The end result is this stored procedure takes 696 seconds to run.
create procedure slowCounter()
begin
declare done int default 0;
declare curCustomerId int default 0;
declare customerCount int default 0;
declare slowCur cursor for select customerId from saleT;
declare continue handler for not found
set done = TRUE;
create temporary table tempCount
(
tempCustomerId int not null,
tempCustomerCount int not null,
primary key (tempCustomerId)
);
open slowCur;
fetch slowCur into curCustomerId ;
while not done do
insert into tempCount(tempCustomerId, tempCustomerCount)

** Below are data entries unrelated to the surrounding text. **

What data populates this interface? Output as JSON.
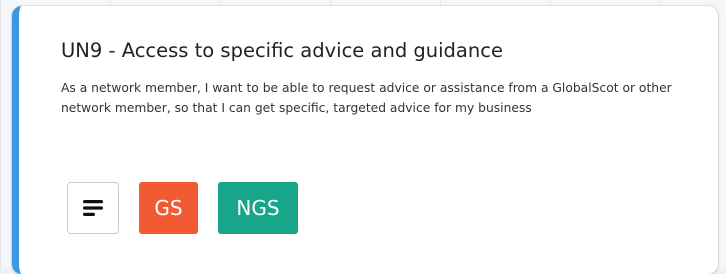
{
  "card": {
    "title": "UN9 - Access to specific advice and guidance",
    "description": "As a network member, I want to be able to request advice or assistance from a GlobalScot or other network member, so that I can get specific, targeted advice for my business",
    "accent_color": "#3b97e3"
  },
  "actions": {
    "menu_icon": "menu-lines-icon",
    "tags": [
      {
        "label": "GS",
        "color": "#f15a32"
      },
      {
        "label": "NGS",
        "color": "#17a689"
      }
    ]
  }
}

values (curCustomerId , 1)
on duplicate key update tempCustomerCount = tempCustomerCount + 1;
fetch slowCur into curCustomerId ;
end while;
close slowCur;
select * from tempCount;
end
This more complex C# code (and still not fully exception proofed) only takes 1.4 seconds to run. That is nearly 1/500 the time it took the stored procedure to execute.
using System;
using System.Collections.Generic;
using MySql.Data.MySqlClient;
namespace Summarization
{
/// <summary>
/// Tests the performance of C# to simulate a SQL group by
/// </summary>
class SumTestGroup : BaseSum
{
protected MySqlConnection sqlConn;
private Dictionary<Int32, String> customer =
new Dictionary<Int32, String>();
private Dictionary<String, Int32> customerRowCount =
new Dictionary<String, Int32>();
public void execute()
{
try
{
sqlConn = getConnectionMySql();
sqlConn.Open();
int count = 0;
Int32 customerId;
String customerName;
getCustomers();
MySqlCommand cmd = new MySqlCommand("select s.customerId from Salet s", sqlConn);
MySqlDataReader rdr = cmd.ExecuteReader();
while (rdr.Read())
{
customerId = (Int32)rdr["customerId"];
customerName = customer[customerId];
count++;
if (customerRowCount.ContainsKey(customerName))
{
customerRowCount[customerName]++;
}
else
{
customerRowCount[customerName] = 1;
}
//Console.WriteLine("Count: " + count);
}
foreach (KeyValuePair<String, Int32> customerRow in customerRowCount)
{
Console.WriteLine("Customer: " + customerRow.Key + " Customer Count: " + customerRow.Value);
}
rdr.Close();
}
finally
{
sqlConn.Close();
}
}
private void getCustomers()
{
MySqlCommand cmd = new MySqlCommand("select customerId, customerName from customer", sqlConn);
MySqlDataReader rdr = cmd.ExecuteReader();
Int32 customerId;
String customerName;
while (rdr.Read())
{
if (!rdr.IsDBNull(0))
{
customerId = (Int32)rdr["customerId"];
customerName = (String)rdr["customerName"];
customer.Add(customerId, customerName);
}
}
rdr.Close();
}
}
}
Both produce results like this:
customer Name 0, 100287
customer Name 1, 100009
customer Name 2, 100130
customer Name 3, 99655
customer Name 4, 100134
customer Name 5, 100102
customer Name 6, 99854
customer Name 7, 100172
customer Name 8, 99846
customer Name 9, 99812
In this case, the effort required to retrieve one million rows out of the database and then process them takes orders of magnitude less than a stored procedure takes to process the data inside the database.
No one would actually write this code when a simple SQL alternative is possible. But given complex logic that isn’t possible or easy to express in SQL that needs to be applied against a large volume of data, using a stored procedure cursor (or loop in general) isn’t a fast way to go. This is odd as the whole point of stored procedures is to write code that deals with data contained in a database.